Garlic bread! You just take the name and kids start jumping with joy. How about if we convert our simple sandwich bread loaf in flavored garlic bread loaf.
I love to bake and explore new variations in breads. To try any new variety, we need not worry about the recipe. Variety comes with technique and imagination. You just have to learn plain sandwich bread and then let your imagination flow. One can create so many variations in sandwich bread.
A few days back I was planning to bake cylindrical shaped plain bread, but suddenly I thought to change it into flavoured bread.
Which flavour is most popular with everyone in the varieties of bread…
This was the best idea. Then to make it more delicious, I thought to add dried pizza spices.
This idea worked like a charm and during baking my house had wonderful aroma of garlic and spices.
Trust me, those bread coins with beautiful swirls of spices were so delectable.
Just toast the slices plain or grate some cheese on it and bake them for a few minutes till cheese melts… 😋 😋 😋
Now who needs garlic bread from Pizza Hut!!
Try this bread once and you will know that I am not at all exaggerating.
If you don’t have cylindrical shaped bread tin, don’t worry; follow the same process and bake in a rectangular tin. After all, shape of bread is not going to change its taste.
Before you start the process, just go through the post Wheat flour buns with pizza spices (2) (basic tips to follow if following a bread /buns recipe) to clear any doubts.

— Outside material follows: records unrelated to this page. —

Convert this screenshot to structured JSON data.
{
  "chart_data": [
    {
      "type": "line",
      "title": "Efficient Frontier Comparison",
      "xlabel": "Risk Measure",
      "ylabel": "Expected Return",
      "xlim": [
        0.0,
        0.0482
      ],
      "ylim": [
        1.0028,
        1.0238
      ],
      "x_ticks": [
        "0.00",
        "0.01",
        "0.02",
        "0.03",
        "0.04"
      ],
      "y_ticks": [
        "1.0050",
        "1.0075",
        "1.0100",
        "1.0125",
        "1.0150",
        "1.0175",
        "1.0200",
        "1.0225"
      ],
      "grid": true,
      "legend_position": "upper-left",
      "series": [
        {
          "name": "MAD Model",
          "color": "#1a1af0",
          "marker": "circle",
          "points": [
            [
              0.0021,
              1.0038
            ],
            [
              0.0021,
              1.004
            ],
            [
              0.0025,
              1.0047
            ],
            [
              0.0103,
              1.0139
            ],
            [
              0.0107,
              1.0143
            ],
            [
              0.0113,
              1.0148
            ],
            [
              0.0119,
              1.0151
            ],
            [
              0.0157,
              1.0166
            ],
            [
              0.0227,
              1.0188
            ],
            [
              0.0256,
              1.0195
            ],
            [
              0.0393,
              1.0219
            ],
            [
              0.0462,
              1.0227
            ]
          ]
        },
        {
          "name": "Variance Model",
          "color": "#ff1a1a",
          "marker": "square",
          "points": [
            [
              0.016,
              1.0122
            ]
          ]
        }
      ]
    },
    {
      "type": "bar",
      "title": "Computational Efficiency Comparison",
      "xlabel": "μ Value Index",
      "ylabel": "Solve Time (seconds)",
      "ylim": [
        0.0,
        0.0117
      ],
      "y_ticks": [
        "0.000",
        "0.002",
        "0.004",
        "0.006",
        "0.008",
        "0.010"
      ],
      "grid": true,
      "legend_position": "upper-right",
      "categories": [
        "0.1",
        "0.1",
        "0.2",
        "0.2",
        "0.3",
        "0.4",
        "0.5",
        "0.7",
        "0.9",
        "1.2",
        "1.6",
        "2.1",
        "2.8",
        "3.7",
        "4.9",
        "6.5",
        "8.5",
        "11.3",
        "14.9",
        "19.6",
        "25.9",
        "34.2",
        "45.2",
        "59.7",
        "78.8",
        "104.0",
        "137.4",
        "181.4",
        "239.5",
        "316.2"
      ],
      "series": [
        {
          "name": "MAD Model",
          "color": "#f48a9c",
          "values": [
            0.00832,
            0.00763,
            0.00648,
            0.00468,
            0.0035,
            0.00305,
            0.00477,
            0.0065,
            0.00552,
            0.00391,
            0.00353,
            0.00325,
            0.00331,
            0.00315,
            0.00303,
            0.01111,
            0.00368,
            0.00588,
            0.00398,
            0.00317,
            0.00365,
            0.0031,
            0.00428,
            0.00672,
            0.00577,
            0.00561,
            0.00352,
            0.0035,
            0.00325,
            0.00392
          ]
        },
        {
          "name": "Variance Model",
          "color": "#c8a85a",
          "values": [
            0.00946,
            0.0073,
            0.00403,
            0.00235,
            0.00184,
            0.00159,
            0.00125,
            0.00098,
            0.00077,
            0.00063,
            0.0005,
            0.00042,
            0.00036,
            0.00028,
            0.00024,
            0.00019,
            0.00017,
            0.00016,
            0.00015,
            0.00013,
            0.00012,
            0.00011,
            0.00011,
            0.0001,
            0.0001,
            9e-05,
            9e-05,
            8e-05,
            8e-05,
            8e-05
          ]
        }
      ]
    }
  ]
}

For a few more bread recipes in the blog you can check these posts:
Measurements for bread tin
11 inch – length
3 inch – diameter
Garlic butter- You can use store-bought garlic butter or prepare garlic butter at home. Peel and mince 10-12 garlic pods. Heat 4-5 tbsp salted butter in a pan and add minced garlic. Saute this for 3-4 minutes and then sieve it. Home-made garlic butter is ready.
All purpose flour (maida ) 2 +1/2 cups
Milk powder 1/8 cup
Salt 1 tsp
Sugar 1+1/2 tbsp
Instant active yeast 3 /4 tsp
Mixed herbs/spices – as per requirement
Butter/Oil 1 tbsp
Water 1 cup minus 1 tbsp (should be slightly warmer than lukewarm but not hot)
Rest of the ingredients should be on the room temperature.
My 1 cup measures 250 ml
Take all dry ingredients except herb/mixed spices in a big vessel so that kneading is easy.
Collect all these ingredients in shape of a rough dough with the help of water. Don’t use entire quantity of water in this step.
Now keep adding water in small quantity along with oil/butter and knead the dough for 15 minutes or till it gets elasticity.
Transfer this smooth dough into a big size oil greased bowl. Apply some oil on top of the dough, cling wrap the bowl and keep it in a warm place for first proofing.
In between, make baking tin ready by greasing it with oil/butter. Remember to grease both the bottom and lid sides.
After first proofing, take out the dough on clean and oil greased kitchen counter and punch it lightly.
Collect the dough together, knead it very lightly to make it smooth and spread it as per the size of baking pan.
Apply garlic butter all over it very generously.
Now sprinkle spices/herbs of your choice.
From the top, start rolling it tightly and prepare a log.
Don’t let the edges be loose – seam them by pinching nicely.
Keep this seam side down and gently place this log in the baking tin.
Apply melted garlic butter on top of the log to avoid it drying and close the tin for second proofing.
Just 10 minutes before second proofing time is getting over, preheat oven at 180/185 degrees.
Second proofing will be over in 20-30 minutes.
Brush up the log with milk, close the lid and bake it at 180/185 degrees for 40-50 minutes or till the log gets beautiful brown colour. If top of the bread is not becoming brown by the end of the baking time, open the lid and bake it for 3-4 minutes extra. Take out the bread from the tin and keep it on a cooling rack. Apply butter on hot bread to keep it soft and let it cool down completely.
Once bread cools down completely, you can slice it, but to get neat slices wrap it in cling wrap with 2-3 layers and keep it in the fridge for at least 3 to 4 hours. Always use bread cutting serrated knife and slice bread by holding it tightly.
Isn’t this a gorgeous bake with beautiful swirls and awesome garlic herbs flavour!!